2025/10/07 13:07:35 INFO dspy.evaluate.evaluate: Average Metric: 1.0 / 3 (33.3%)
2025/10/07 13:07:35 INFO dspy.teleprompt.gepa.gepa: Iteration 7: Proposed new text for pipeline.extractor.extract.predict: The assistant's task is to extract structured entities ...
...
2025/10/07 13:07:35 INFO dspy.evaluate.evaluate: Average Metric: 3.0 / 3 (100.0%)
2025/10/07 13:07:35 INFO dspy.teleprompt.gepa.gepa: Iteration 7: Linear pareto front program index: 2
2025/10/07 13:07:35 INFO dspy.teleprompt.gepa.gepa: Iteration 8: All subsample scores perfect. Skipping.
...

Here’s what to look for:

  • Iteration 7 still evaluates to 33 % accuracy, but GEPA proposes a rewritten instruction that enforces schema discipline (reasoning/JSON/sources headers, required fields, exact offsets).
  • Immediately after, the validation log flips to 3.0 / 3 (100.0%), proving the new instruction fixes all held-out examples.
  • Subsequent iterations skip mutation because every validation subsample is already perfect—GEPA settles on program index 2, the best candidate on both train and validation sets.
  • You have ground truth labels and want the optimizer to explain misses.
  • Your baseline extractions fail to parse or miss critical fields.
  • You can afford a second, stronger model to act as the reflective critic.

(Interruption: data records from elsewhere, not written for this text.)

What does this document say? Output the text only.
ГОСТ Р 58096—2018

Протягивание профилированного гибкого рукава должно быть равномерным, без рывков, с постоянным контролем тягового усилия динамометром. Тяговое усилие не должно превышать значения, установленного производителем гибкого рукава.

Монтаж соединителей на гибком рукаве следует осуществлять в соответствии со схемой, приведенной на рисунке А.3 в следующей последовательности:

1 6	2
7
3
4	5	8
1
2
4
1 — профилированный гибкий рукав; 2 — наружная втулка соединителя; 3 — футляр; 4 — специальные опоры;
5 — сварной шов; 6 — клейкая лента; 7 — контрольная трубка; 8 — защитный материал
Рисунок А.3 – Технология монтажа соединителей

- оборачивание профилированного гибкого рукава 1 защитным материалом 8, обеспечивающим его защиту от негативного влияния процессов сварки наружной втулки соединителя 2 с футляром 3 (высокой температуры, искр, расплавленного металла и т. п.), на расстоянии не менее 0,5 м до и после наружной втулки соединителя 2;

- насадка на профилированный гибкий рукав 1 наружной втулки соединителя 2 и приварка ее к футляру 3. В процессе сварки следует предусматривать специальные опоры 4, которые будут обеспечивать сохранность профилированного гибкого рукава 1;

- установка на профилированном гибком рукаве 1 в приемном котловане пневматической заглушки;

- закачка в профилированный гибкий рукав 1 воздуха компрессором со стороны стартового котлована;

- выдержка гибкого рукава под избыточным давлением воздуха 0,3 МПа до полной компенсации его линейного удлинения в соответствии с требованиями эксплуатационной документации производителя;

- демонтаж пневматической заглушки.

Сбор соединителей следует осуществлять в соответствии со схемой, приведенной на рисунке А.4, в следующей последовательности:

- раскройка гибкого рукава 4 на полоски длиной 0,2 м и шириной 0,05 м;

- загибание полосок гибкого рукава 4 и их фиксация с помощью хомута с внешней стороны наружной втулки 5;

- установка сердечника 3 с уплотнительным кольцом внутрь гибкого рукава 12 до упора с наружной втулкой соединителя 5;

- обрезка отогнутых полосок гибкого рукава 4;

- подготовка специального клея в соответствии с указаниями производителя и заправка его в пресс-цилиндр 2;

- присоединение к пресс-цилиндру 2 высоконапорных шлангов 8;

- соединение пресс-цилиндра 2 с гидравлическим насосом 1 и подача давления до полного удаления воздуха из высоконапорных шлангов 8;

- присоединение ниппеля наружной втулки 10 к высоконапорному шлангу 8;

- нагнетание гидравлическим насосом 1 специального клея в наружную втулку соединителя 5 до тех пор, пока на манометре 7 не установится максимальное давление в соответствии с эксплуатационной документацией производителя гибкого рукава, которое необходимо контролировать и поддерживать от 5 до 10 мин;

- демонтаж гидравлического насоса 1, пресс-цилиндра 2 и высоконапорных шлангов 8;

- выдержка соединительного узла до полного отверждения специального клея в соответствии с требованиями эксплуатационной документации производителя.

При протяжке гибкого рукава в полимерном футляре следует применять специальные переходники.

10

If you’re already near your target accuracy or only need quick heuristics, MIPROv2 remains faster. GEPA shines when insight and quality trump raw speed.

  • Keep reflections verbose: Set max_tokens ≥ 32 k on the reflection LM so it can quote failures and propose concrete fixes.
  • Balance cost and quality: Use a light, inexpensive model for extraction and a stronger model for reflection. This mirrors the Gemini Flash Lite → Flash pairing from the example.
  • Inspect feedback: With track_stats=True, GEPA stores reflection notes so you can audit what changed between iterations.
  • Rerun evaluation: Always call extractor.evaluate(...) after optimization to confirm gains on your own validation data.

GEPA turns reflective prompt evolution into a turnkey upgrade path: run the example once, adapt it to your schema, and keep the stronger reflection model handy for the toughest extraction challenges.